Challenges in volume, finance, timing
But there are some logistical hurdles to building a business entirely around short-stay patients. Patient volume is essential to making such a model work, but that volume is declining, Sroczynski told SNN. Hospitals are pushing patients back to the home and community, she noted. In addition, inpatient stays are declining, as reported in the most recent Medicare Payment Advisory Commission Data Book.
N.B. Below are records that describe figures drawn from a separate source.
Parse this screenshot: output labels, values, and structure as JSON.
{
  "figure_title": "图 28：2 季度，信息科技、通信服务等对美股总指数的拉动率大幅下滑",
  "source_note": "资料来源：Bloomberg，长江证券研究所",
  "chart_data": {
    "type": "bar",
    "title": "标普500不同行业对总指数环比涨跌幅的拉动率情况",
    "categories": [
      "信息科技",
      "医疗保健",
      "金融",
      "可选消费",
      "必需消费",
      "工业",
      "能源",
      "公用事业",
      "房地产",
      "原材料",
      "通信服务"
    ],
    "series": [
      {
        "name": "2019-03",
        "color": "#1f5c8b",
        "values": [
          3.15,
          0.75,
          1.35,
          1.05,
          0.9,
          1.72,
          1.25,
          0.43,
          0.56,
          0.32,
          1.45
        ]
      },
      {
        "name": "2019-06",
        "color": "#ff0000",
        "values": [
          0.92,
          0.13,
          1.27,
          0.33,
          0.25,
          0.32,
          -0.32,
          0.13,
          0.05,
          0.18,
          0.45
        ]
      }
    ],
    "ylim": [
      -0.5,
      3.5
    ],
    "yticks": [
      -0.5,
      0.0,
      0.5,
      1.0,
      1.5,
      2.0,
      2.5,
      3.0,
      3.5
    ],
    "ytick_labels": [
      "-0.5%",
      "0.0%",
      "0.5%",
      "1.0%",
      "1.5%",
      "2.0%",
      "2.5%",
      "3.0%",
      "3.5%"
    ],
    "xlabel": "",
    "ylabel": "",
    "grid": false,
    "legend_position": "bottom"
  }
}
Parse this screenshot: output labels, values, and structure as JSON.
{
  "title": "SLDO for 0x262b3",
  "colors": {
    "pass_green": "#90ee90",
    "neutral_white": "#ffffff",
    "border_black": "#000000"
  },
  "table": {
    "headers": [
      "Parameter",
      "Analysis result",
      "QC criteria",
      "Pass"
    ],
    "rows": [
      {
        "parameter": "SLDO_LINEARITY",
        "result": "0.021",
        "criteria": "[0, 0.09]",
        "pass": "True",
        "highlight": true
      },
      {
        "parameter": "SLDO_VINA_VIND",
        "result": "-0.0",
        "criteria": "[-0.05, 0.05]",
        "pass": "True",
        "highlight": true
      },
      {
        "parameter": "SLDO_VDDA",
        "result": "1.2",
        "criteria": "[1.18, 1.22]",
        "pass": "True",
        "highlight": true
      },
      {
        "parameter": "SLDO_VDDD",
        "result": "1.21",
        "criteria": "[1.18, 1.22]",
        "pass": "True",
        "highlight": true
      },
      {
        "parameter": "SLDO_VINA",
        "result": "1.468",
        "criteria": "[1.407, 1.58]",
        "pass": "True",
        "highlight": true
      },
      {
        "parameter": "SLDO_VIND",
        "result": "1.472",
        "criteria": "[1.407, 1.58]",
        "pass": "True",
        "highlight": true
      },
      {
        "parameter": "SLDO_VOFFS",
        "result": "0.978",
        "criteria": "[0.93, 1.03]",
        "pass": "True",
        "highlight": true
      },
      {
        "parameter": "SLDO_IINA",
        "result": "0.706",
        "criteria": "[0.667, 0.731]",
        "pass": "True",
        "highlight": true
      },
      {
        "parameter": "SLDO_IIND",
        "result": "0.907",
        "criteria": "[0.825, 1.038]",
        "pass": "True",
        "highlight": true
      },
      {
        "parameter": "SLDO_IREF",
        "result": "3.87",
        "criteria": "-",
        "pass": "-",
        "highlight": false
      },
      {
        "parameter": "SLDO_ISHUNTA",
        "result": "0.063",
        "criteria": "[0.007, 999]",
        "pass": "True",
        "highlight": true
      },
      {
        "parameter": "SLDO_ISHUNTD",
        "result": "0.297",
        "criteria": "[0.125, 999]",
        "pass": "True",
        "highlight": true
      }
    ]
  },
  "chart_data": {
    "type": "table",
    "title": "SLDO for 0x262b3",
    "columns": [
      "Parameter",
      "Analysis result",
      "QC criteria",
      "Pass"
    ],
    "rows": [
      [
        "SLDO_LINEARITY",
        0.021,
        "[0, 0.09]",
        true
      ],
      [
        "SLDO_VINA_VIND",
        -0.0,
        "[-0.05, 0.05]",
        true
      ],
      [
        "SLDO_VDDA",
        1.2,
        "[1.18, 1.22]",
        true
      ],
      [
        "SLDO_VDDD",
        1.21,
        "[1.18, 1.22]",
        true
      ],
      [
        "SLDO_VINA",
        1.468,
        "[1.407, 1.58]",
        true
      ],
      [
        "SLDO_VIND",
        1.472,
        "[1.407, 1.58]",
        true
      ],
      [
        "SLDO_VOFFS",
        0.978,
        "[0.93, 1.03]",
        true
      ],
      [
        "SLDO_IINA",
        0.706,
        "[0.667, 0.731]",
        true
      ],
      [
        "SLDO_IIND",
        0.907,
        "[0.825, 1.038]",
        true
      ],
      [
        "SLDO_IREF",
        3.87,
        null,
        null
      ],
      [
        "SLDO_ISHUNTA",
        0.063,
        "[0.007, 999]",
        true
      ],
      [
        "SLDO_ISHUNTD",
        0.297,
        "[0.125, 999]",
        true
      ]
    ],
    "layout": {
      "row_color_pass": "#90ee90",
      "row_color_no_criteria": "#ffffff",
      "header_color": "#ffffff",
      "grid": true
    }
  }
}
That shift, combined with length-of-stay pressure, makes having a steady stream of patients all the more crucial. But the percentage of patients currently in SNFs that would fit the criteria for short-stay, medically complex care is probably fairly low, Zeke Turner, the founder and CEO of Carmel, Ind.-based Mainstreet, told SNN.* There’s also confusion about what’s covered in a short-stay visit, he added, mostly due to the current Resident Utilization Group — Version IV (RUG-IV) system.
“Unfortunately what happened inside of that was the idea of transitional care, or the short-stay environment, started to become synonymous with the idea of rehab and therapy services,” Turner said. “But those are not the same thing. Transitional care short-stay is really about complex clinical care, so high-acuity medical care with a high degree of nursing services that may include rehab and therapy services, but isn’t necessarily the same as [them].”
Faced with the volume pressure, Symphony is looking to branch out, even though it’s confident in its capacity to take on high-acuity, short-stay patients.
“We’re looking at services and offerings and programs in a different way, and we’ve developed additional programs for substance abuse and dual diagnosis in our facilities,” Sroczynski said. “So we can address the needs of our skilled patients that come to us with other issues like mental health or substance abuse.”
And despite Transitional Care’s optimism on the future of the short-term rehab and stay model, Ross and Stuercke both stressed that the strategy comes with ebbs and flows.
“I think the model works,” Ross said. “I think the market is catching up with the model. We have had periods of time where we’re ahead of the market with our model, and then we have periods where all cylinders are firing perfectly because the referral flow is exactly where we need it to be.”
Mainstreet, for its part, has run into the issues associated with timing. In March of this year, it had to call off its plans to open its Rapid Recovery Center offering, a concept aimed at providing complex clinical medical services, in Arizona. But Turner told SNN he believes in the model of focusing on short-term stay patients, even though he also agrees there will always be a need for long-term care.
“We might be too early to the market,” he acknowledged to SNN. “There’s a fine line between that cutting edge and bleeding edge, but we believe in it and have put a substantial amount of resources towards it, because we see that’s where things are going.”